# Eispickel Team 2



## dib (8. November 2007)

Da leider schon alle Plätze im Team Eispickel vergeben sind würde ich gerne ein zweites Team etablieren.
Über den Namen des Teams müsste man sich dann noch streiten wenn interesse bestehen sollte!

Dirk


----------



## Markus B. (9. November 2007)

Bin dabei!
Gruß
Markus


----------



## MTB-News.de




----------



## dib (9. November 2007)

Dann sind wir ja schon ein 2er Team


----------



## Mousy (9. November 2007)

Ich würde meine paar Punkte auch zur Verfügung stellen. 

Gruß,
Hartmut


----------



## dib (10. November 2007)

Da wären wir doch schon zu dritt!  
Brauchen wir einen eigenständigen  Teamnamen (wie z.B. Tea-Mobile) oder tut´s  auch Team Eispickel 2 ?


----------



## Mousy (10. November 2007)

Der Name ist unerheblich, was zählt ist die Leistung


----------



## carboni (11. November 2007)

Bevor ich einroste .

Gruß
Achim


----------



## pearl (11. November 2007)

seid ihr reif für ein gemischtes team ;-))))

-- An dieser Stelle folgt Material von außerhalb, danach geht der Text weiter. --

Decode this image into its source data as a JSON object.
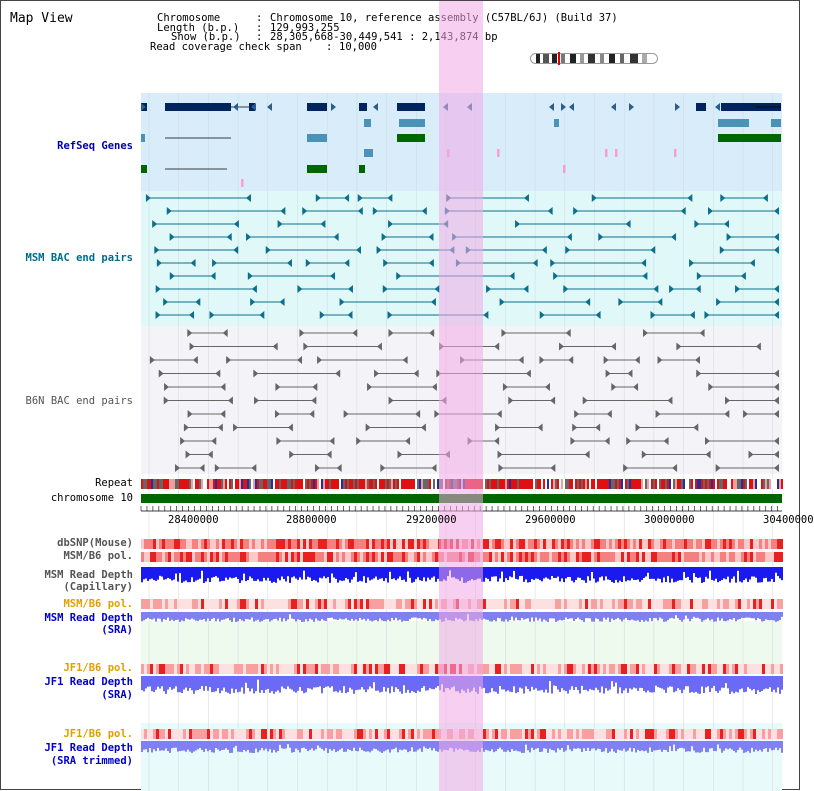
{
  "title": "Map View",
  "header": {
    "chromosome_label": "Chromosome",
    "chromosome_value": "Chromosome 10, reference assembly (C57BL/6J) (Build 37)",
    "length_label": "Length (b.p.)",
    "length_value": "129,993,255",
    "show_label": "Show (b.p.)",
    "show_value": "28,305,668-30,449,541 : 2,143,874 bp",
    "coverage_label": "Read coverage check span",
    "coverage_value": "10,000",
    "separator": ":"
  },
  "tracks": {
    "refseq": "RefSeq Genes",
    "msm_bac": "MSM BAC end pairs",
    "b6n_bac": "B6N BAC end pairs",
    "repeat": "Repeat",
    "chromosome": "chromosome 10",
    "dbsnp": "dbSNP(Mouse)",
    "msm_b6_pol": "MSM/B6 pol.",
    "msm_depth_cap_1": "MSM Read Depth",
    "msm_depth_cap_2": "(Capillary)",
    "msm_b6_pol_2": "MSM/B6 pol.",
    "msm_depth_sra_1": "MSM Read Depth",
    "msm_depth_sra_2": "(SRA)",
    "jf1_b6_pol": "JF1/B6 pol.",
    "jf1_depth_sra_1": "JF1 Read Depth",
    "jf1_depth_sra_2": "(SRA)",
    "jf1_b6_pol_2": "JF1/B6 pol.",
    "jf1_depth_trim_1": "JF1 Read Depth",
    "jf1_depth_trim_2": "(SRA trimmed)"
  },
  "axis": {
    "ticks": [
      "28400000",
      "28800000",
      "29200000",
      "29600000",
      "30000000",
      "30400000"
    ]
  },
  "colors": {
    "refseq_label": "#0000aa",
    "msm_label": "#006c8c",
    "b6n_label": "#555555",
    "orange_label": "#e0a000",
    "blue_label": "#0000cc",
    "refseq_bg": "#d8ecfa",
    "msm_bg": "#e0f8f8",
    "b6n_bg": "#f4f4f8",
    "highlight": "#f3c8ee"
  }
}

wenn ihr wollt...schmeiss ich meine punkte aus der einzelwertung...mit in euren pott ;-)) 

gruß von
der beinharten renate


----------



## Markus B. (11. November 2007)

Dann sind wir ja komplett! 
ich glaube Eispickel 2 ist O.K
oder wie seht ihr das?

Gruß
Markus


----------



## carboni (12. November 2007)

joh 

Gruß
Achim


----------



## picard (12. November 2007)

Dann bin ich leider zu spät.  

Michael


----------



## MTB-News.de




----------



## scotti (12. November 2007)

picard schrieb:


> Dann bin ich leider zu spät.
> 
> Michael





Ich wohl auch

Wie wär´s mit Team 3?

Zum Schluss addieren wir dann alle Teams


----------



## dib (12. November 2007)

Dann sind wir ja komplett!  
Team "Eispickel 2"  besteht dann offiziell aus :
dib
Markus B.
Mousy
carboni
und pearl

Alle anderen können sich ja dann im Team 3 zusammenfinden .... die Idee mit dem zusammenzählen ist sicher nicht schlecht!  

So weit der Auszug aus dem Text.